GDAP setup
Granular Delegated Admin Privileges (GDAP) is Microsoft's replacement for the legacy DAP / “Partner Admin” model. Every customer tenant you manage through Manage365 connects via GDAP, and you grant only the roles each Manage365 module needs — never Global Admin.
Prerequisites
- Active Microsoft Cloud Solution Provider (CSP) or MPN membership
- The Microsoft partner multi-tenant app registration whose client ID / secret you set in
GRAPH_CLIENT_ID/GRAPH_CLIENT_SECRET(see MSP onboarding) - Global Admin on the customer tenant (one-time, during invite acceptance)
Sending an invite
- In the MSP portal open Customer tenants → Add tenant → GDAP invite.
- Pick the role template. Manage365 ships an 8-group default that covers every module without over-granting. You can edit the group mapping in Settings → GDAP roles if you want tighter scopes.
- Set an invite duration (default 730 days). You can rotate early via Manage365's GDAP surface or the Microsoft Partner Center.
- Copy the invitation URL and send it to the customer's Global Admin.
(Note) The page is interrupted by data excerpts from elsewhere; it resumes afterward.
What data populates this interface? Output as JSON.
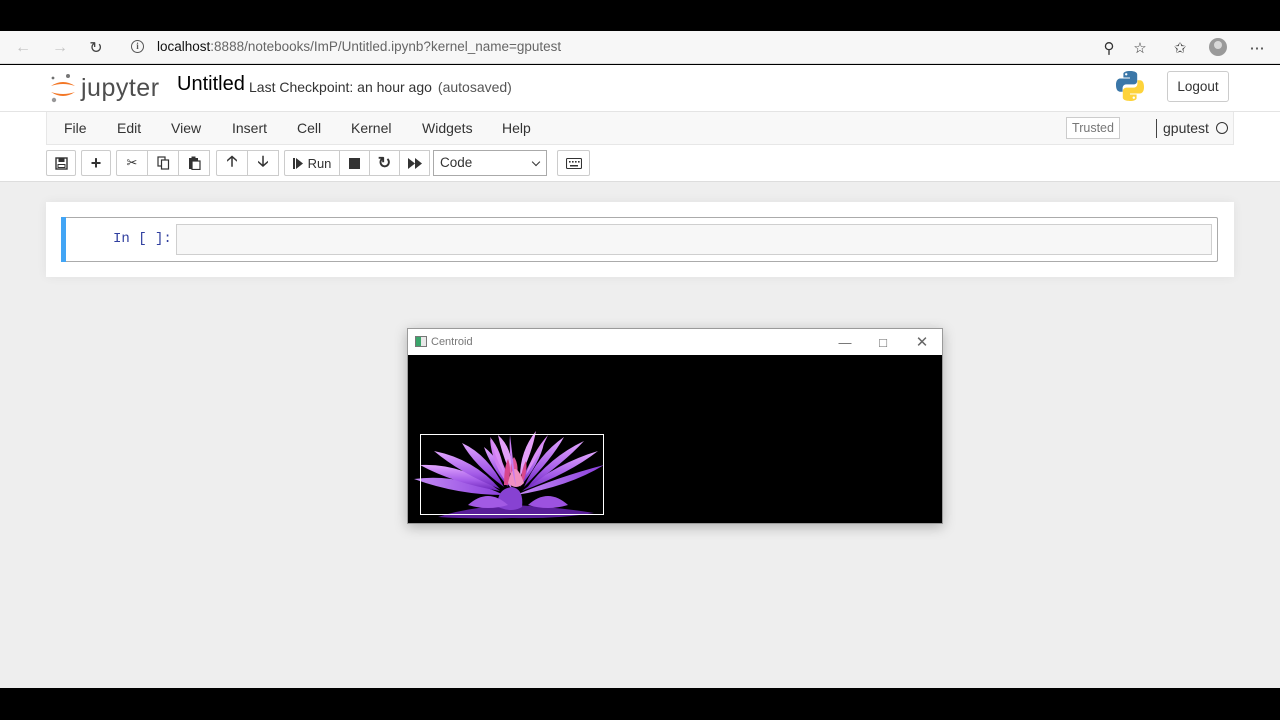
{
  "browser": {
    "url_host": "localhost",
    "url_rest": ":8888/notebooks/ImP/Untitled.ipynb?kernel_name=gputest",
    "icons": [
      "back-arrow-icon",
      "forward-arrow-icon",
      "refresh-icon",
      "info-icon",
      "zoom-icon",
      "star-icon",
      "favorites-icon",
      "profile-icon",
      "more-icon"
    ]
  },
  "header": {
    "logo_text": "jupyter",
    "notebook_name": "Untitled",
    "checkpoint": "Last Checkpoint: an hour ago",
    "autosave": "(autosaved)",
    "logout_label": "Logout"
  },
  "menubar": {
    "items": [
      "File",
      "Edit",
      "View",
      "Insert",
      "Cell",
      "Kernel",
      "Widgets",
      "Help"
    ],
    "trusted_label": "Trusted",
    "kernel_name": "gputest"
  },
  "toolbar": {
    "run_label": "Run",
    "cell_type": "Code"
  },
  "cell": {
    "prompt": "In [ ]:",
    "code": ""
  },
  "cv_window": {
    "title": "Centroid"
  },
  "colors": {
    "cell_selected_bar": "#42a5f5",
    "jupyter_orange": "#f37726",
    "prompt_blue": "#303f9f",
    "lotus_purple": "#a45ce8"
  }
}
The minimum-privilege role set
Per-module roles Manage365 requests during GDAP onboarding:
| Module | Role |
|---|---|
| User lifecycle | User Administrator |
| Exchange / email | Exchange Administrator |
| Intune / devices | Intune Administrator |
| Conditional Access | Conditional Access Administrator + Security Reader |
| Compliance scoring | Security Administrator + Compliance Administrator |
| Licences | Licence Administrator |
| Copilot readiness | Global Reader |
| SharePoint | SharePoint Administrator |
| Teams | Teams Administrator |
| Service health | Service Support Administrator |
Global Admin is never requested. If an Essential Eight or APRA scan reports not_assessed for a strategy, the usual cause is a missing GDAP role here — the scan result will name the role that needs granting.
After acceptance
Once the customer Global Admin accepts the invite, the tenant appears in Customer tenants with statusactive. Manage365 runs its first data sync immediately: licences, users, security score, Conditional Access, standards drift. Expect 30–90 seconds for the first sync to complete.
Rotating or revoking
From Customer tenants → [tenant] → GDAPyou can: extend the relationship, rotate the security-group membership, or revoke the relationship entirely. Revoke also clears the cached Graph tokens we hold in Redis.